Unforeseen circumstances, such as lost baggage, accidents or sudden illness are the major causes of travel-related stress and anxiety.
In 2017, SITA one of the world’s leading travel technology solutions provider put the global average bag loss at 5.73 bags per thousand passengers.
These statistics might not be very representative of baggage loss for travel in the region, which is assumed to have much higher figures.
It is however expected that come June, there will be a drastic drop in baggage loss related cases as the aviation industry will have fully implemented IATA Resolution 753 on baggage tracking.
In brief, under this resolution, an airline must track a bag onto the aircraft, into arrivals or into transfers.
Furthermore, this tracking information must be shared with the next airport in the journey.
But this should not be construed to mean the end of baggage loss — on the contrary you can expect that there still will be instances, albeit fewer.
Whatever the efforts to mitigate baggage loss in air travel, you still need to make travel insurance a priority this year.
The value of travel insurance goes beyond covering baggage loss — it extends to illness, death, theft, flight cancellations among other unforeseen circumstances.
In the region, there is a sudden increase in the number of travel insurance providers, possibly tapping into the awakening by travellers for travel indemnity.
Some of these providers are already in marketing partnerships with airlines to push their services to flyers at the ticketing stage.

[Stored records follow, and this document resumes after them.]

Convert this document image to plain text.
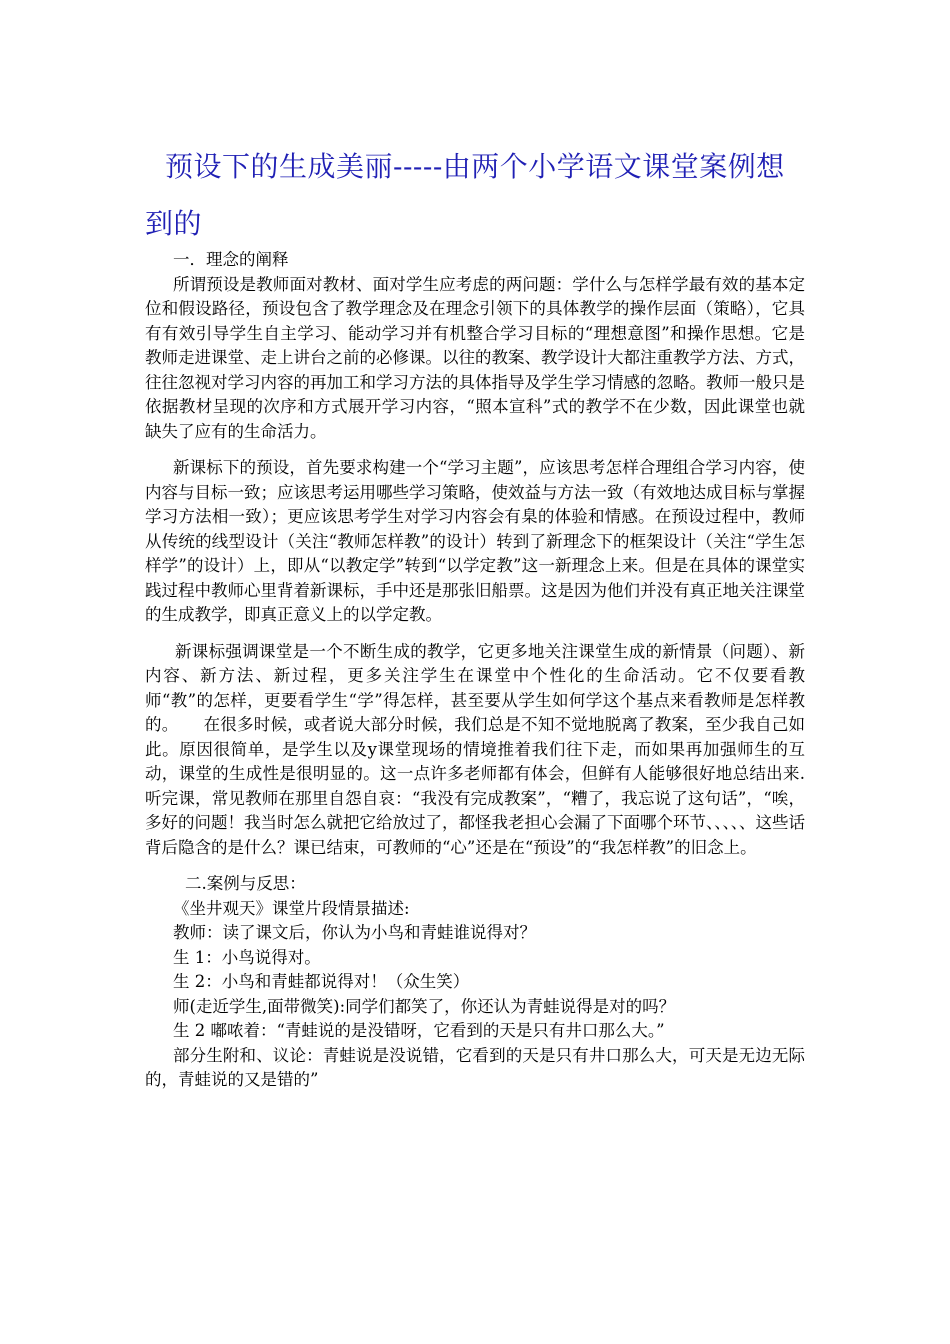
预设下的生成美丽-----由两个小学语文课堂案例想到的

一．理念的阐释

所谓预设是教师面对教材、面对学生应考虑的两问题：学什么与怎样学最有效的基本定位和假设路径，预设包含了教学理念及在理念引领下的具体教学的操作层面（策略），它具有有效引导学生自主学习、能动学习并有机整合学习目标的“理想意图”和操作思想。它是教师走进课堂、走上讲台之前的必修课。以往的教案、教学设计大都注重教学方法、方式，往往忽视对学习内容的再加工和学习方法的具体指导及学生学习情感的忽略。教师一般只是依据教材呈现的次序和方式展开学习内容，“照本宣科”式的教学不在少数，因此课堂也就缺失了应有的生命活力。

新课标下的预设，首先要求构建一个“学习主题”，应该思考怎样合理组合学习内容，使内容与目标一致；应该思考运用哪些学习策略，使效益与方法一致（有效地达成目标与掌握学习方法相一致）；更应该思考学生对学习内容会有臬的体验和情感。在预设过程中，教师从传统的线型设计（关注“教师怎样教”的设计）转到了新理念下的框架设计（关注“学生怎样学”的设计）上，即从“以教定学”转到“以学定教”这一新理念上来。但是在具体的课堂实践过程中教师心里背着新课标，手中还是那张旧船票。这是因为他们并没有真正地关注课堂的生成教学，即真正意义上的以学定教。

新课标强调课堂是一个不断生成的教学，它更多地关注课堂生成的新情景（问题）、新内容、新方法、新过程，更多关注学生在课堂中个性化的生命活动。它不仅要看教师“教”的怎样，更要看学生“学”得怎样，甚至要从学生如何学这个基点来看教师是怎样教的。　　在很多时候，或者说大部分时候，我们总是不知不觉地脱离了教案，至少我自己如此。原因很简单，是学生以及y课堂现场的情境推着我们往下走，而如果再加强师生的互动，课堂的生成性是很明显的。这一点许多老师都有体会，但鲜有人能够很好地总结出来.听完课，常见教师在那里自怨自哀：“我没有完成教案”，“糟了，我忘说了这句话”，“唉，多好的问题！我当时怎么就把它给放过了，都怪我老担心会漏了下面哪个环节、、、、、这些话背后隐含的是什么？课已结束，可教师的“心”还是在“预设”的“我怎样教”的旧念上。

二.案例与反思：

《坐井观天》课堂片段情景描述:

教师：读了课文后，你认为小鸟和青蛙谁说得对？

生 1：小鸟说得对。

生 2：小鸟和青蛙都说得对！（众生笑）

师(走近学生,面带微笑):同学们都笑了，你还认为青蛙说得是对的吗？

生 2 嘟哝着：“青蛙说的是没错呀，它看到的天是只有井口那么大。”

部分生附和、议论：青蛙说是没说错，它看到的天是只有井口那么大，可天是无边无际的，青蛙说的又是错的”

What travellers must realise is that not everyone offering insurance products will come to your rescue or even compensate you if or when misfortune befalls you during travel.
So how should one shop for travel insurance?
Just as they say, the devil is in the detail. Just as with general insurance, carefully reading and understanding the fine print of a travel insurance can save you a tonne of grief in claims or emergency medical evacuation.
First, medical care is not cheap overseas. Hence, it is vital that you understand the component of the offer in your travel medical cover.
Understand fully the limits of the health cover you are getting and it is recommended that you do not settle for the lowest or cheapest limit.
Second, query exactly what is included in the medical offer; who are the healthcare providers you are eligible to access in the country(ies) of your intended travel?
Is there an emergency evacuation provision? What about repatriation of remains in case of death?
The emergency evacuation provision might possibly be your deciding factor.
Third, it is important that you fully understand what the offer entails as far as travel disruption goes.
Most providers will quickly cover baggage loss — however, find out if trip interruptions like trip cancellations, flight delays or baggage delays are covered.
Fourth, does the offer include a cover for your travel gadgets and electronics? If you are going to travel with valuables like expensive cameras and computers, consider getting these covered even for additional premiums.
Fifth, what exclusion clauses are there? Beyond this, find out the limitations on liability and any ceiling values when it comes to compensation.
This is important particularly on the health cover as most providers will not cover routine medical checks or known pre-existing conditions as part of the travel insurance.
The whole purpose of the cover is unforeseen arising incidents or medical emergencies, so remember to carry your medication for pre-existing conditions.
If you travel frequently, it might be worth your while to consider long term travel insurance as opposed to buying single travel insurance cover by picking an annual multi travel cover.
Travellers with long stay overseas (six to eight weeks) should however stick to the single travel insurance.
Be extra vigilant with regional insurance service providers who purport to offer global travel insurance cover. Most of them have limited reach.
A few offer legitimate travel insurance cover to most countries in the world but you need to be careful and always read the fine print.
May you travel safely, and arrive with all your bags in 2018.